A primera vista, el plato se ve poco apetitoso. Lejos de rechazarlo, un número cada vez mayor de madres estadounidenses se comen su placenta después del alumbramiento, con la esperanza de que así producirán más leche o sufrirán menos depresión postparto.
Normalmente, la placenta que nutre al feto durante 40 semanas termina en el basurero del hospital o en los laboratorios, pero la práctica de comerla, llamada ‘placentofagia’, atrae a jóvenes madres alentadas por matronas que alaban sus virtudes curativas.
La placenta, un amasijo de tejidos esponjosos y muy vascularizados que alimenta al feto a través del cordón umbilical, es rica en hormonas y nutrientes, afirman.

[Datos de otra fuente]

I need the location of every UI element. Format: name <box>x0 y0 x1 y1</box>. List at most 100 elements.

Catherine cuenta que, después de parir, se encerró durante tres horas en el baño para cortar algunos trozos de su placenta en cubos grandes y comerlos junto a leche de almendras, miel y arándanos «para disfrazar su sabor». Luego congeló el resto.
Otras la cocinan al horno y preparan con ella lasañas, tacos o incluso trufas de chocolate. «Me pareció buena idea, porque tiendo a olvidarme de tomar mis vitaminas y ese no será el caso con el chocolate», bromeó Melissa, madre de tres niños en Maryland (este).
La mayoría, sin embargo, la consume en cápsulas. Por 270 dólares, Claudia Booker, una matrona de 65 años con el pelo rapado y las orejas tatuadas, seca y encapsula la placenta de sus pacientes. Desde hace seis años, su idea ha sido ayudar a algunas mujeres a atravesar esta etapa después de la cual muchas se sienten como «máquinas usadas».
– Olor a sangre fría –
«Las cápsulas estimulan la liberación de prolactina responsable de la producción de leche», afirma Claudia Booker, mientras prepara placenta en el fregadero de su cocina en Washington. La limpia, la presiona para exprimir la mayor cantidad posible de sangre y luego la dispone en una simple cesta de vapor, como las que usan los acupunturistas. Según ella, durante este período en el que las madres pueden sentir fatiga extrema o depresión, estas cápsulas «participan en la estabilización de los niveles sanguíneos y hormonales».
Mientras habla, su casa se llena de un fuerte olor a sangre cocida. Tras una hora al fuego, Booker corta la placenta en trozos que coloca en un deshidratador durante una noche, luego muele las tiras secas en un molinillo de café y, con el polvo marrón que obtiene, rellena decenas de grageas.
Si bien la ciencia reconoce los beneficios hormonales y nutritivos de la placenta en el útero, no existe ningún estudio científico exitoso que demuestre los beneficios de la placentofagia entre los humanos, destaca Daniel Benyshek, antropólogo de Salud de la Universidad de Nevada (oeste).
Tampoco existe una cifra oficial que dé cuenta de la cantidad de adeptas a esta práctica, que nació en los años ’70 en Estados Unidos pero también tiene sus fieles devotas en Europa y Latinoamérica.
Un estudio hecho a principios del siglo XX y otro de los años ’50 muestran los supuestos beneficios de la ingestión de placenta para la producción y calidad de leche materna, pero los protocolos con los que se hicieron no fueron muy rigurosos y no tienen valor, afirmó Benyshek.
Las mujeres que realizan esta práctica suelen calificar la experiencia como positiva, pero si no se hacen tales sondeos junto a un grupo de control, tampoco son científicamente válidos, porque las madres que comen su placenta están predispuestas a notar sus supuestos beneficios.
Daniel Benyshek afirma que publicará este verano el primer estudio verdaderamente científico sobre el tema, realizado con base en 30 mujeres.